Egypt, represented by a central bank official, will be taking part in the 46th annual meeting of the World Economic Forum (WEF) kicks off in Davos, Swtizerland running from 20-23 January 2016.
Dr. Rania Al-Mashat – Sub-Governor for Monetary Policy at the Central Bank of Egypt (CBE), will participate in Davos meetings this year’s event.
Business leaders and prominent figures from the political, civil, media and religious world will meet to discuss the challenges posed by the “Fourth Industrial Revolution”.
Credit Suisse chief executive Tidjane Thiam, Microsoft CEO Satya Nadella, General Motors chief Mary Barra and Hitachi chairman and CEO Hiroaki Nakanishi are among the meeting co-chairs.
Russian President Vladimir Putin and Russian Prime Minister Dmitry Medvedev, neither of whom will be among the participants.
Moscow will be represented by Yury Trutnev, a deputy prime minister and the Presidential Plenipotentiary Envoy to the Far East.
Much like Putin, US President Barack Obama will not be attending the meeting, yet John Kerry, the US Secretary of State, will represent Washington in Davos alongside a host of other politicians including the US Trade Representative, Michael Froman.
Furthermore, Britain’s Prime Minister David Cameron and the Chancellor George Osborne will be heading to Davos.
The intergovernmental organisation will itself be represented by secretary general Ban Ki-moon and his predecessor, Kofi Annan.

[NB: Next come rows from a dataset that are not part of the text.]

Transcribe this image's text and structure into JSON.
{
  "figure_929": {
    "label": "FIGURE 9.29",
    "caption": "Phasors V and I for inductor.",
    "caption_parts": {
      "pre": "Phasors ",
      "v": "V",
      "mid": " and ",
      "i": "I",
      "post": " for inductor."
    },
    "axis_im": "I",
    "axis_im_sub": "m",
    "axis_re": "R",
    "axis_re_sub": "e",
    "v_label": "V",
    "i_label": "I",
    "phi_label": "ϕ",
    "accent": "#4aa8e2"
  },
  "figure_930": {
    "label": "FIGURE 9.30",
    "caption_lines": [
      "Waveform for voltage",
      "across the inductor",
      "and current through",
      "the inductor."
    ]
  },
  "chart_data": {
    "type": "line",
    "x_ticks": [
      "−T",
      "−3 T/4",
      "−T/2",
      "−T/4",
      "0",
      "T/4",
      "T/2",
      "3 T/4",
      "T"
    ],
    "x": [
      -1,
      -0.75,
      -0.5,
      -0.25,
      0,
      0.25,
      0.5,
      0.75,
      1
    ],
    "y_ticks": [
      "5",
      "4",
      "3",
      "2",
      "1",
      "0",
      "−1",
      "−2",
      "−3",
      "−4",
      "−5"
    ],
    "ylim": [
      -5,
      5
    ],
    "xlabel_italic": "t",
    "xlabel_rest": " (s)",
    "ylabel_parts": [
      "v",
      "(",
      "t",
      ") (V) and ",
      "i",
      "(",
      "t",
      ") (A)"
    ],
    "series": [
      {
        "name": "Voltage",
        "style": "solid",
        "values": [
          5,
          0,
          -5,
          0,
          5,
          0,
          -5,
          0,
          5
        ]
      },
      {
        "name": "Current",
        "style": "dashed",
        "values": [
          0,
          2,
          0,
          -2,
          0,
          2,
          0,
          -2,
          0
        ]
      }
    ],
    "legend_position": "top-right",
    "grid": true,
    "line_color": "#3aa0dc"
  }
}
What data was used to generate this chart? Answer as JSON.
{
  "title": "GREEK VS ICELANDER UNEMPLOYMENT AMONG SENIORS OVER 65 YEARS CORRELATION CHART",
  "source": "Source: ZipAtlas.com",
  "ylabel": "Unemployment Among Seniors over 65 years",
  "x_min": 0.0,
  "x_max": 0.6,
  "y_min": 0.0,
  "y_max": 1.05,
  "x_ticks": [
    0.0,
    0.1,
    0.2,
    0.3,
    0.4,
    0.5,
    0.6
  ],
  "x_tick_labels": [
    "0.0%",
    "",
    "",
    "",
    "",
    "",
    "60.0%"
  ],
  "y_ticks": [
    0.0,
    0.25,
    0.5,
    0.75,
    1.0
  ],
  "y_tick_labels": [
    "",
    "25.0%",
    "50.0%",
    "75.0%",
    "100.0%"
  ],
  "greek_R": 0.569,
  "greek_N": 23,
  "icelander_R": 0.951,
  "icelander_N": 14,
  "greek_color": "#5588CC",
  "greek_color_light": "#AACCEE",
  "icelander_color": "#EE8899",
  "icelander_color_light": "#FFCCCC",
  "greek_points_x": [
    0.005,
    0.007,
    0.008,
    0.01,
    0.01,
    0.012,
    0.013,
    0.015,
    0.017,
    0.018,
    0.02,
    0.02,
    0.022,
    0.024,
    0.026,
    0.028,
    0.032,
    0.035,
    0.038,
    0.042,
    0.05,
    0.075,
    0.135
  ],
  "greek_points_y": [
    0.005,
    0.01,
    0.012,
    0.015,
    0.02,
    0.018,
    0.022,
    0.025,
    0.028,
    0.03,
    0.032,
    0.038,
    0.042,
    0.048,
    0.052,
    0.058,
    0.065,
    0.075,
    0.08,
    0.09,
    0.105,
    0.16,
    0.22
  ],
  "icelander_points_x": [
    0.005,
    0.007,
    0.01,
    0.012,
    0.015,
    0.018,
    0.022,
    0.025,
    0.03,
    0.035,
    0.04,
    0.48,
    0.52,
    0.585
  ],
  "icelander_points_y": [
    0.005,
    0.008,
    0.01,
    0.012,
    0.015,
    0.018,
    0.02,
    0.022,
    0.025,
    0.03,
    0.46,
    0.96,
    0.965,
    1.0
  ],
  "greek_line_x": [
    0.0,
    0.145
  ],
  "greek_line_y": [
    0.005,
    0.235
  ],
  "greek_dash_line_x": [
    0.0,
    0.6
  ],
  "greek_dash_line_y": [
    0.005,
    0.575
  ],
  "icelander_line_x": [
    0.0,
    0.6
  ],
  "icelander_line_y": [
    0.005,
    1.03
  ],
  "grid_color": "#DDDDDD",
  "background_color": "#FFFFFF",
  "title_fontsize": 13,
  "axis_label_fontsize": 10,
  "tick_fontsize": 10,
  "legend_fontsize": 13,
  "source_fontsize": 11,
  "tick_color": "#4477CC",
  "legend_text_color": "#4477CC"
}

Greek Prime Minister Alexis Tsipras and his French counterpart Manuel Valls will also be among the participants, along with newly-elected Argentinian President Mauricio Macri, Ukranian President Petro Poroshenko and Li Yuanchao, the Vice President of the People’s Republic of China.
The Middle East will, as usual, be one of the main focuses of the meeting, Iraq’s Prime Minister Haidar al-Abadi and Mohammad Ashraf Ghani, the current president of Afghanistan will be in attendance.
Federal Reserve’s Chairwoman Janet Yellen will not travel to Switzerland, although a number of policymakers from the major central banks are expected to take part in the proceedings.
Bank of England’s Governor Mark Carney, European Central Bank President Mario Draghi and Bank of Japan’s governor Haruhiko Kuroda will attend the meeting, alongside International Monetary Fund’s managing director Christine Lagarde.
Lagarde plans to meet with Greek Prime Minister Alexis Tsipras next week to discuss the nation’s bailout package, a person familiar with the matter told Bloomberg.
Away from the political world, Davos will see a number of high-profile figures from the corporate world, including John McFarlane and Jes Staley, the chairman and chief executive of Barclays, and Lloyds’ CEO Antonio Horta-Osorio.
WPP’s CEO Sir Martin Sorrell, the chairman and CEO of JPMorgan Chase & Co James Dimon, and BP’s CEO Robert Dudley are also all expected to participate.
In 2015, Egyptian President Abdel Fattah al-Sisi, headed a delegation of economic-group ministers, delivered a speech in Davos asserted the government’s plans to fix the nation’s economy and prove an attractive destination for foreign investment.